Das Superfood Quinoa ist besonders in der pflanzlichen Küche beliebt und liegt voll im Trend. Bei den Inkas standen die kleinen Körnchen bereits vor tausenden von Jahren auf dem Speiseplan. Denn sie sind nicht nur lecker, sondern stecken auch voller wichtiger Nährstoffe. Aber ist Quinoa wirklich so gesund wie sein guter Ruf vermuten lässt? Und wie wird das Pseudogetreide richtig zubereitet? 

Was ist Quinoa?

Quinoa ist ein sogenanntes Pseudogetreide – anders als Weizen, Hafer oder Mais gehört es nicht zur Familie der Süßgräser, sondern ist ein Gänsefußgewächs. Der Name Quinoa bedeutet in etwa „die Mutter aller Samen“ und entstammt der indigenen Sprache Quechua, die von den Andenvölkern in Bolivien, Ecuador und Peru gesprochen wird. In diesen Ländern ist Quinoa seit jeher ein Grundnahrungsmittel.

Optisch ähnelt Quinoa am ehesten Hirse: Die Samen sind nur 1–2 mm groß und haben eine runde, flache Form. Der Geschmack ist nussig und leicht herb, was an den im Quinoa enthaltenen Saponinen liegt. Zudem enthält das Pseudogetreide kein Gluten. Daher hat sich Quinoa in den vergangenen Jahren in Deutschland nicht nur als nährstoffreiches Superfood, sondern auch als Getreide-Alternative für Menschen mit einer Gluten-Unverträglichkeit durchgesetzt.

Fun Fact

Die NASA machte Quinoa in den USA populär. 1993 empfahl die US-Raumfahrtbehörde Quinoa wegen seines hohen Eiweiß- und Nährstoffgehalts als perfekte Weltraumnahrung. In der Folge stieg die Nachfrage nach Quinoa in den USA und weltweit rapide an.  

Herkunft und Geschichte von Quinoa

Quinoa stammt ursprünglich aus Südamerika. In den bergigen Andenregionen wird das „Korn der Inka“ bereits seit mehr als 5.000 Jahren kultiviert. Anders als Mais oder Gerste gedeiht die robuste Quinoapflanze auch in großer Höhe. Daher war Quinoa, genau wie Amaranth, für die indigenen Andenvölker ein unverzichtbares Grundnahrungsmittel.

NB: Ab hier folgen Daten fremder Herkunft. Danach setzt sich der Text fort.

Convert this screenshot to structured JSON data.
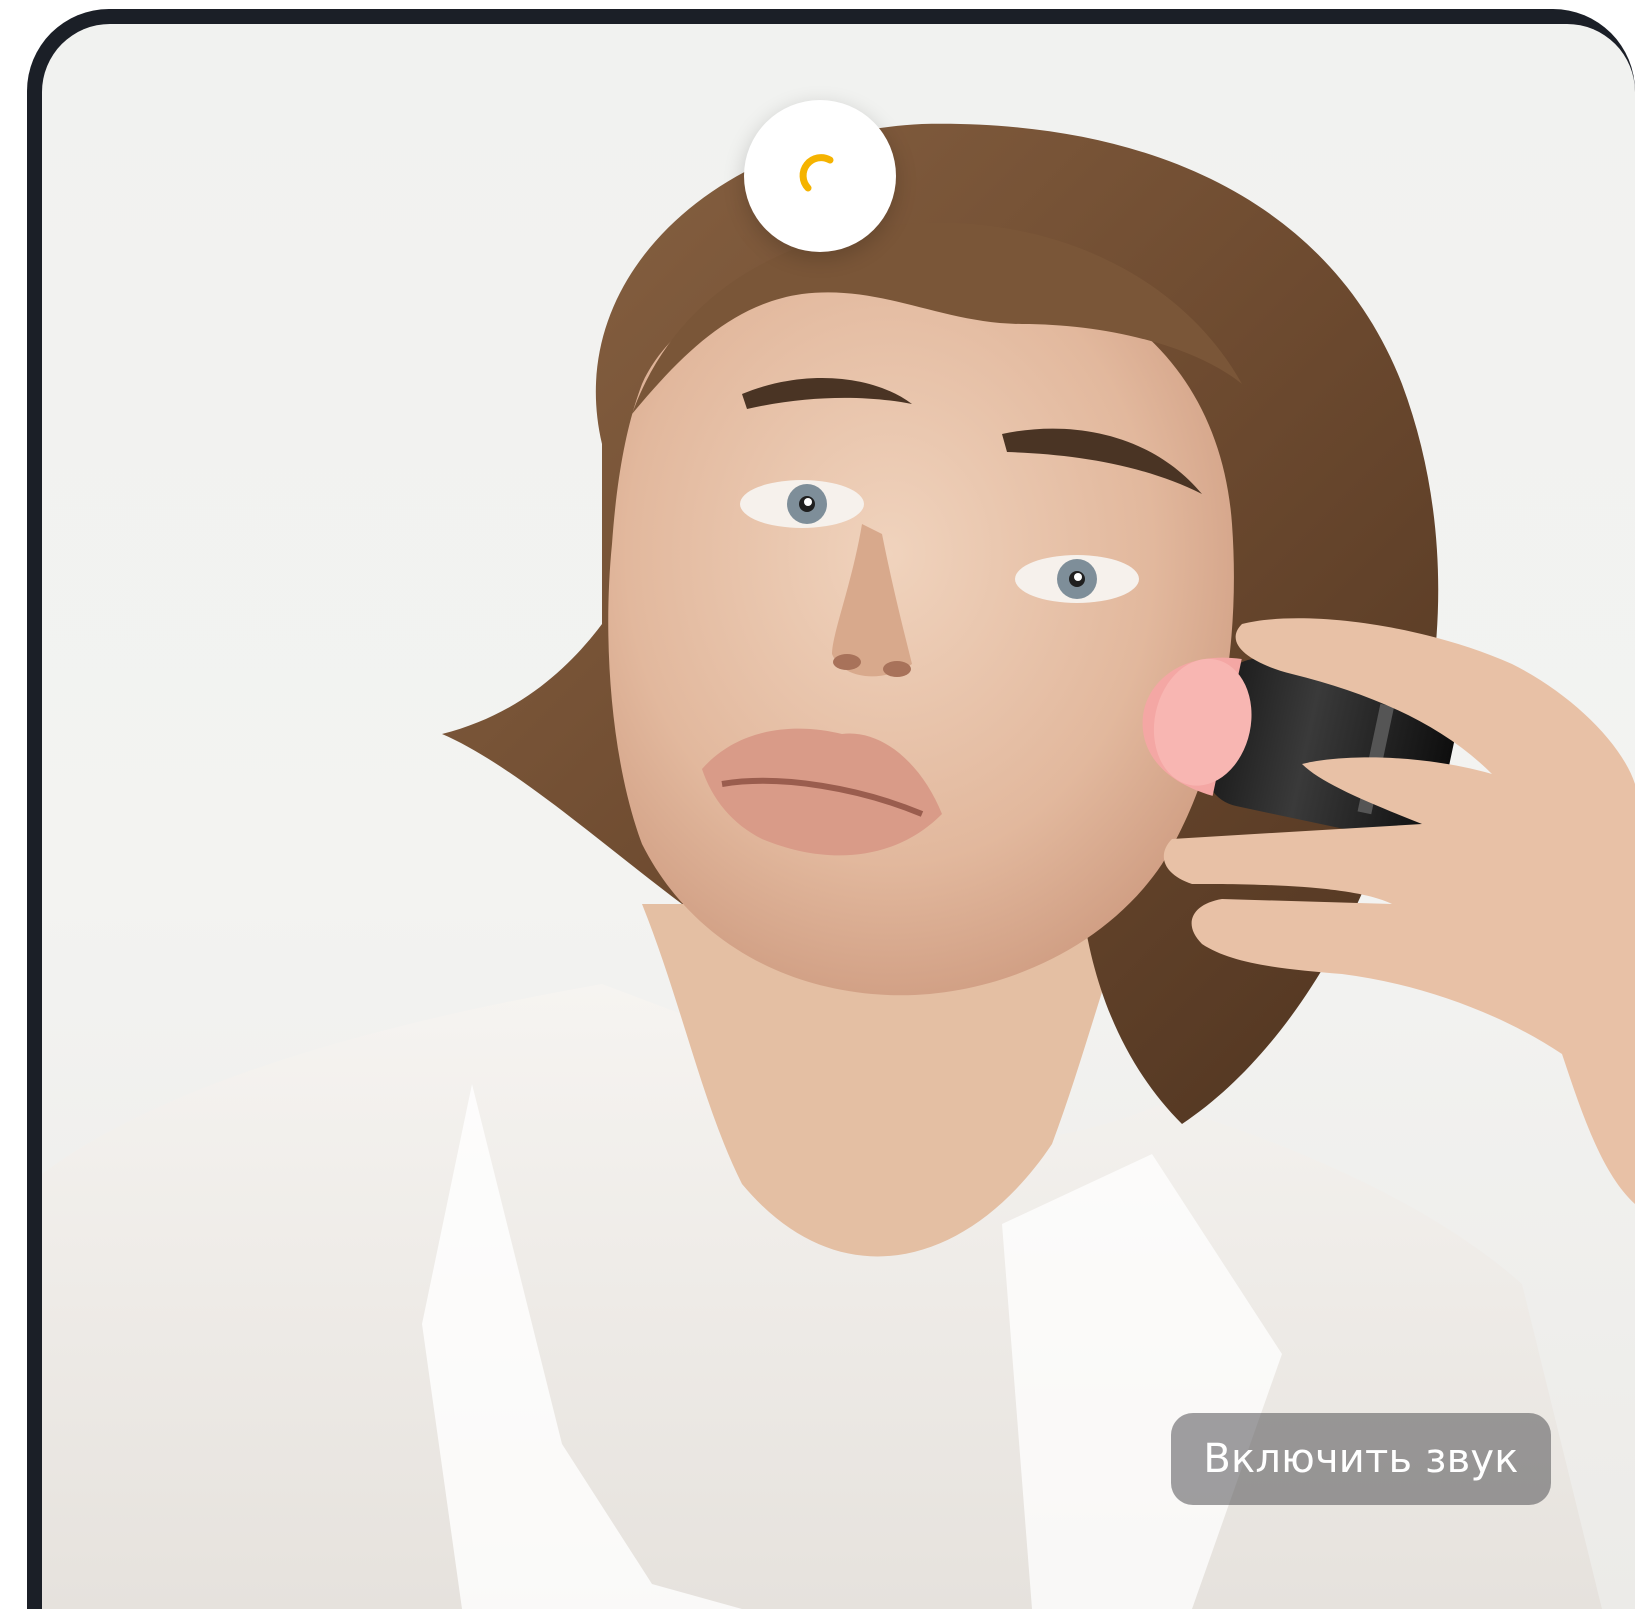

Für den Rest der Welt blieben die kleinen Samen lange uninteressant. Im 16. Jahrhundert stellten spanische Eroberer den Anbau von Quinoa sogar unter Todesstrafe, um die Inka und Azteken zu schwächen. Erst Anfang der 1990er-Jahre entdeckten die US-Amerikaner der Nährwert von Quinoa und empfahlen das Pseudogetreide in einem Bericht. In den folgenden Jahren verbreitete sich Quinoa erst in den USA und anschließend auch in Europa.

In Deutschland wird Quinoa erst seit Ende der 1990er-Jahre angeboten. Zunächst gab es die kleinen Samen nur in Naturkostläden und Reformhäusern. Mittlerweile bekommst du Quinoa in jedem Supermarkt, als Teil von Müslis und Porridge-Mischungen und auch fertig zubereitet als Salat oder Bowl an der Frischetheke.

Welche Sorten Quinoa gibt es?

Quinoa-Samen entwickeln je nach Sorte viele verschiedene Farben, die von Weiß über Gelblich bis hin zu leuchtendem Rosa und Schwarz reichen. Im Handel unterscheidet man im Wesentlichen drei Sorten:

  • Weißer Quinoa ist cremefarben bis hellgelb und schmeckt besonders mild. Meist wird er als Beilage oder im Salat zubereitet, die Sorte eignet sich aber auch für süße Nachspeisen.
  • Roter Quinoa ist im Vergleich zu anderen Sorten etwas körniger und schmeckt intensiv nussig. Er eignet sich sehr gut für Salate, Bowls und Risotto.
  • Schwarzer Quinoa hat dunkelbraune, graue oder schwarze Samen und ist besonders bissfest. Der schmeckt im Salat und als Einlage in Eintöpfen. Aber auch einem süßen Porridge verleiht schwarzer Quinoa eine leicht nussige Note.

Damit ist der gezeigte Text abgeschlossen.